As a gamedev: Early Access was useful for devs, back when it was real Early Access. Think: Kerbal Space Program (the first, not the second).

Nowadays it's mostly a marketing tool, that allows to generate the hype for launch twice... Publishers and players expect "Early Access" games to be feature complete and polished before the "Early Access" launch...

[–] Nalivai@discuss.tchncs.de 17 points 1 year ago (1 children)

And again, Larian Studios used EA as intended, which allowed them to publish a good, polished game.

[–] stopthatgirl7@kbin.social 7 points 1 year ago

As did Supergiant, with Hades. When Early Access is used properly, it can help make a great game.
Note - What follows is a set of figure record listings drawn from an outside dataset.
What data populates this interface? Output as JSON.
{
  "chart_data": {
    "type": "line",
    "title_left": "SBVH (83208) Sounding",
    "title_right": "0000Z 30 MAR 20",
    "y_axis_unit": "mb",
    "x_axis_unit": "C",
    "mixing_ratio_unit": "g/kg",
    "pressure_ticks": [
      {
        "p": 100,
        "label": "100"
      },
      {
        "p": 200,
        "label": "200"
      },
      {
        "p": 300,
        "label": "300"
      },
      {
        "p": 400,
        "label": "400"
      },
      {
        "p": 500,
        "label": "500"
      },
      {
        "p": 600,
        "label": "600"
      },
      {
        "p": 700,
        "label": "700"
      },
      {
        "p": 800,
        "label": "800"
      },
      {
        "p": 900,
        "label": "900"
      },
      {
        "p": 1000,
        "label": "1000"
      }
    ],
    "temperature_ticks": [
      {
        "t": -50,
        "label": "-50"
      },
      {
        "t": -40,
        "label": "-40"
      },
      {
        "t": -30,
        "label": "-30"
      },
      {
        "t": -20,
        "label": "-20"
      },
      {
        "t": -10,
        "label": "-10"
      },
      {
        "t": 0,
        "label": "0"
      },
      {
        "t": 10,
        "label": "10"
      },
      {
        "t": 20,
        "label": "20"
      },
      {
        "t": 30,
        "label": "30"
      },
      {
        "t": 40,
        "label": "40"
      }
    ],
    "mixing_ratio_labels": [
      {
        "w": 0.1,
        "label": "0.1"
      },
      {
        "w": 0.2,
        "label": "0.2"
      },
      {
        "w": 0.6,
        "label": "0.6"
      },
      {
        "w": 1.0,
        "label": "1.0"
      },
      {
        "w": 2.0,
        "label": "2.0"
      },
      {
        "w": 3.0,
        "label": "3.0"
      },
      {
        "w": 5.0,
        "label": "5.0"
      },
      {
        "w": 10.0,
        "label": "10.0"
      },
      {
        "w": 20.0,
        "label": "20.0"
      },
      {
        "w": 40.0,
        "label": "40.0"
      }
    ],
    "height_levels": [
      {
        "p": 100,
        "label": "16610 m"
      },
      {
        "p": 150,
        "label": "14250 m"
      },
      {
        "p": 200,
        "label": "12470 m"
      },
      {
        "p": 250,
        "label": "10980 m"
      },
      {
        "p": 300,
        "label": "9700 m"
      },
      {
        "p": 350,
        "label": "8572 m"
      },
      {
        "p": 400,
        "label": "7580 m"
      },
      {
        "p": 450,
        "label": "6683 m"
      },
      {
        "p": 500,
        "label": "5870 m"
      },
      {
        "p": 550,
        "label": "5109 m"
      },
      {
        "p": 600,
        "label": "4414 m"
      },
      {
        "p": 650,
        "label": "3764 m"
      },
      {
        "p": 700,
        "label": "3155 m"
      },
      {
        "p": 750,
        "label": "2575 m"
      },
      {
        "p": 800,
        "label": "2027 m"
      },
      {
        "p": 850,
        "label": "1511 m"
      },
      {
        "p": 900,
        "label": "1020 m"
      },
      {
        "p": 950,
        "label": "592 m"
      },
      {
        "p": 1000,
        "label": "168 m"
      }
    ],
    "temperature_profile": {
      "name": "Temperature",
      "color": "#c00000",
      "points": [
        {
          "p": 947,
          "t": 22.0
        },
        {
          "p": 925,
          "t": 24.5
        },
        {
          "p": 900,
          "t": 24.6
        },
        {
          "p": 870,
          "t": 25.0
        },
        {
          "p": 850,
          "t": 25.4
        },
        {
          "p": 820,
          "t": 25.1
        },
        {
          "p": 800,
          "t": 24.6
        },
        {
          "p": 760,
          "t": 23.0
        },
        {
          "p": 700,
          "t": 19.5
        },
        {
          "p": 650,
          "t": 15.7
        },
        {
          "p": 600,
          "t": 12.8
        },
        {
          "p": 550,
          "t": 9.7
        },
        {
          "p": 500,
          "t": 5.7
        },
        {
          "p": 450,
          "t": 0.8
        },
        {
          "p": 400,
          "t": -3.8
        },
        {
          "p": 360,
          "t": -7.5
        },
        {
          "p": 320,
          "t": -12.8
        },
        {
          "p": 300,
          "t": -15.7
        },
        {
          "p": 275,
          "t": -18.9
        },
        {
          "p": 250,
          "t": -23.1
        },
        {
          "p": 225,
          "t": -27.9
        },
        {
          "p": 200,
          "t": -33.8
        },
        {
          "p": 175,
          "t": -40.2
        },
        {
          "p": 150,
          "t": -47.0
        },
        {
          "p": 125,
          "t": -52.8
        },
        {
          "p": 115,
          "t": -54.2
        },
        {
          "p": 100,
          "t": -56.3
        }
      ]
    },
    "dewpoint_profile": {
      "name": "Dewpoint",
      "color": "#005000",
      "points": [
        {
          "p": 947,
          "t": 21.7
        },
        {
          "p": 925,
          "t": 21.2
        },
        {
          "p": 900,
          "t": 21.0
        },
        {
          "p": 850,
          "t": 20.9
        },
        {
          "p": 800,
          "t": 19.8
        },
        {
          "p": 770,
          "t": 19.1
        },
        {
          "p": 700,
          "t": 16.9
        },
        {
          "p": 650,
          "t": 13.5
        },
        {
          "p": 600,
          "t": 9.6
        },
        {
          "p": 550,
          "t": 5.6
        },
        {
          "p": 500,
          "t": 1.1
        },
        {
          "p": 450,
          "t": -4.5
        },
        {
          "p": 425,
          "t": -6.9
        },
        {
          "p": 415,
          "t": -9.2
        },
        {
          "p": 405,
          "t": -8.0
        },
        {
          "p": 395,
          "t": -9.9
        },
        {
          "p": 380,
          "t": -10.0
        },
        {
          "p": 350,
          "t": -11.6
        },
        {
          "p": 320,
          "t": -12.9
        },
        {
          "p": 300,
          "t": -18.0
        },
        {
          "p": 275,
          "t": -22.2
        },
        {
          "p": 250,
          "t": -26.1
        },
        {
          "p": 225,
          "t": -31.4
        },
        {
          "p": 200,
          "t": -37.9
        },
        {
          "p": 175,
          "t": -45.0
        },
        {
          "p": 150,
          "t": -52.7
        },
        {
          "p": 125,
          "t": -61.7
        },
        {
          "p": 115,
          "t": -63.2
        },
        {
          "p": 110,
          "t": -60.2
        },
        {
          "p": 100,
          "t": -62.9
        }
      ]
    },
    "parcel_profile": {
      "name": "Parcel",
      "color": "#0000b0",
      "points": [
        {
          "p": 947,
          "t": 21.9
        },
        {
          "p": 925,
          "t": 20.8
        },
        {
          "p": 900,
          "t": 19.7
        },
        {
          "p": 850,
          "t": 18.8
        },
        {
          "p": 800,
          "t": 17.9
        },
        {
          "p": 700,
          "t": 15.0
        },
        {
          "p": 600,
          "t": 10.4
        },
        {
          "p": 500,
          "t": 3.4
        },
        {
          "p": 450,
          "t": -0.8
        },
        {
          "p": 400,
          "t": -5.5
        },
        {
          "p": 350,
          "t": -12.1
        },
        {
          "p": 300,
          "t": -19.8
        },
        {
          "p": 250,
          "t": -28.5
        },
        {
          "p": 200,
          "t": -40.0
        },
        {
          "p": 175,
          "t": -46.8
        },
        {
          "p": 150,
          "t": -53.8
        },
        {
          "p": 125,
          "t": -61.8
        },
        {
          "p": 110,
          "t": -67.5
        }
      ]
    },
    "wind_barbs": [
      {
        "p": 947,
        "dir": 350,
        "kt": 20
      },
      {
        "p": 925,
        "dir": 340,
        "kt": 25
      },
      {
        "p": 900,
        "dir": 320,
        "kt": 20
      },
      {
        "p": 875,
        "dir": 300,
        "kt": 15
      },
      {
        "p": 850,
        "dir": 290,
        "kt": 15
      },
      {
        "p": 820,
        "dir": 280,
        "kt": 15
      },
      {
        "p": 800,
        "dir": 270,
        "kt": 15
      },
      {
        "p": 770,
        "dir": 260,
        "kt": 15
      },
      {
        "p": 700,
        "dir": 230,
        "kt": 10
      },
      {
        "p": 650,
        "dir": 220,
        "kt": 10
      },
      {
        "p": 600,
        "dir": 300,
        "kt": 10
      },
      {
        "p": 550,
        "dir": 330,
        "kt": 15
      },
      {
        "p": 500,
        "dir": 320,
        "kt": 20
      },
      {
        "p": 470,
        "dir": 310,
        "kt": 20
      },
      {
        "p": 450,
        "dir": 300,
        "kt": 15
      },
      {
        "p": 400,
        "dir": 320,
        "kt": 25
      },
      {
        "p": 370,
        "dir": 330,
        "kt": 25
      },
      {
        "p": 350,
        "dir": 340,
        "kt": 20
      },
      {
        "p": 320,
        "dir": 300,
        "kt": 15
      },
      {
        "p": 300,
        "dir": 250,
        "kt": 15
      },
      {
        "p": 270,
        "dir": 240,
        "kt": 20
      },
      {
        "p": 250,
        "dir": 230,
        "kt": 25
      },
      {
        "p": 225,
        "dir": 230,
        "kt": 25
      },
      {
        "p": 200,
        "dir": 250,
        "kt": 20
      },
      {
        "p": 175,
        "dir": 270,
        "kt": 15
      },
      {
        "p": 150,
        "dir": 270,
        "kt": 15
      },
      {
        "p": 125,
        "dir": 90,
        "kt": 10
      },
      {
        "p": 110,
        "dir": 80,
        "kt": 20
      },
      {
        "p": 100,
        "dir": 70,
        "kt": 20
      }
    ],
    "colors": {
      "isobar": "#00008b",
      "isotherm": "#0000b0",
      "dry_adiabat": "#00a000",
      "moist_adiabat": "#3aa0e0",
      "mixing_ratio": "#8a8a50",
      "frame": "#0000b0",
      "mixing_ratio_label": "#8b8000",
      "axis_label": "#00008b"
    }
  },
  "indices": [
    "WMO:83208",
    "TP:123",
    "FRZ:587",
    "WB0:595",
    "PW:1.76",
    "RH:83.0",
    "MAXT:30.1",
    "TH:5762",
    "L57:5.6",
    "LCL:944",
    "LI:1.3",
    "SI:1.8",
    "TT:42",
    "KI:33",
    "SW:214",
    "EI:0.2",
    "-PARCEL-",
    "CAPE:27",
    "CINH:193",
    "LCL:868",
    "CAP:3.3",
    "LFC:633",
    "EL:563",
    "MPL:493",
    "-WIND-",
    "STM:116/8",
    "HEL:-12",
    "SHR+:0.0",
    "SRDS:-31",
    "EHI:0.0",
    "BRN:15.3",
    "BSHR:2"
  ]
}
[–] Maultasche@feddit.de 5 points 1 year ago (2 children)

I liked what Daemon X Machina did, where they released a demo, sent out questionnaires to everyone who downloaded it, published a video about the results save how they were planning to act on it, and a few months later released a new demo with a new questionnaire.
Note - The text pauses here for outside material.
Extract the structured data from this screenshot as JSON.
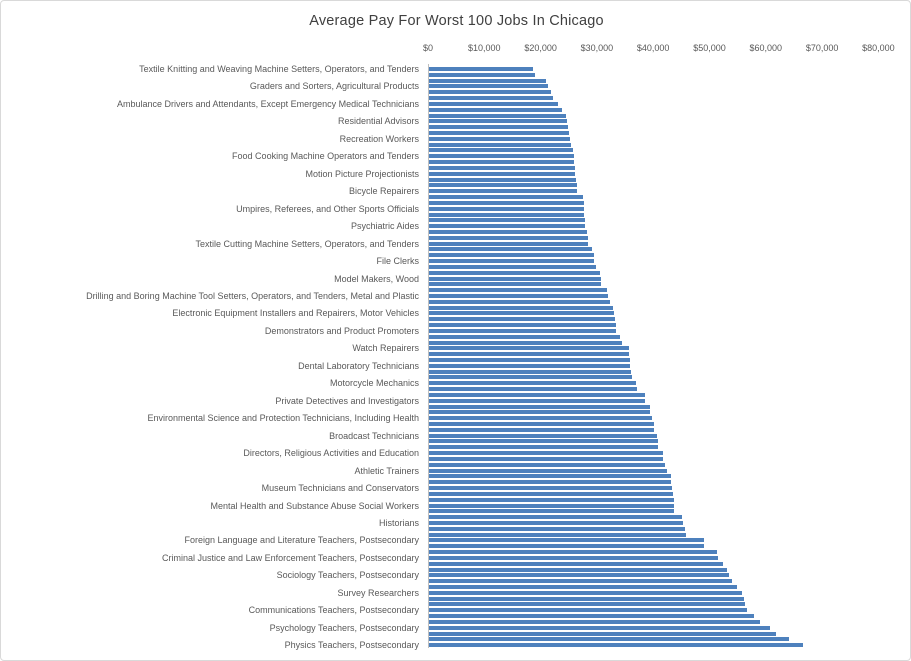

[–] soulsource@discuss.tchncs.de 4 points 1 year ago

Yep, that's probably the most helpful thing for devs. This sadly often conflicts with publishers' announcement schedules. There are, however, companies that do NDA-protected play-tests, where you get the same kind of information, without publicly announcing the game.

[–] Appoxo@lemmy.dbzer0.com 3 points 1 year ago

Ubisoft did (does?) it to a degree with their Rainbow 6 TTS (beta) servers to test the sandbox and did so for a few technical alpha/beta releases acting as selected pewviews to see how the game is received and where bugs are.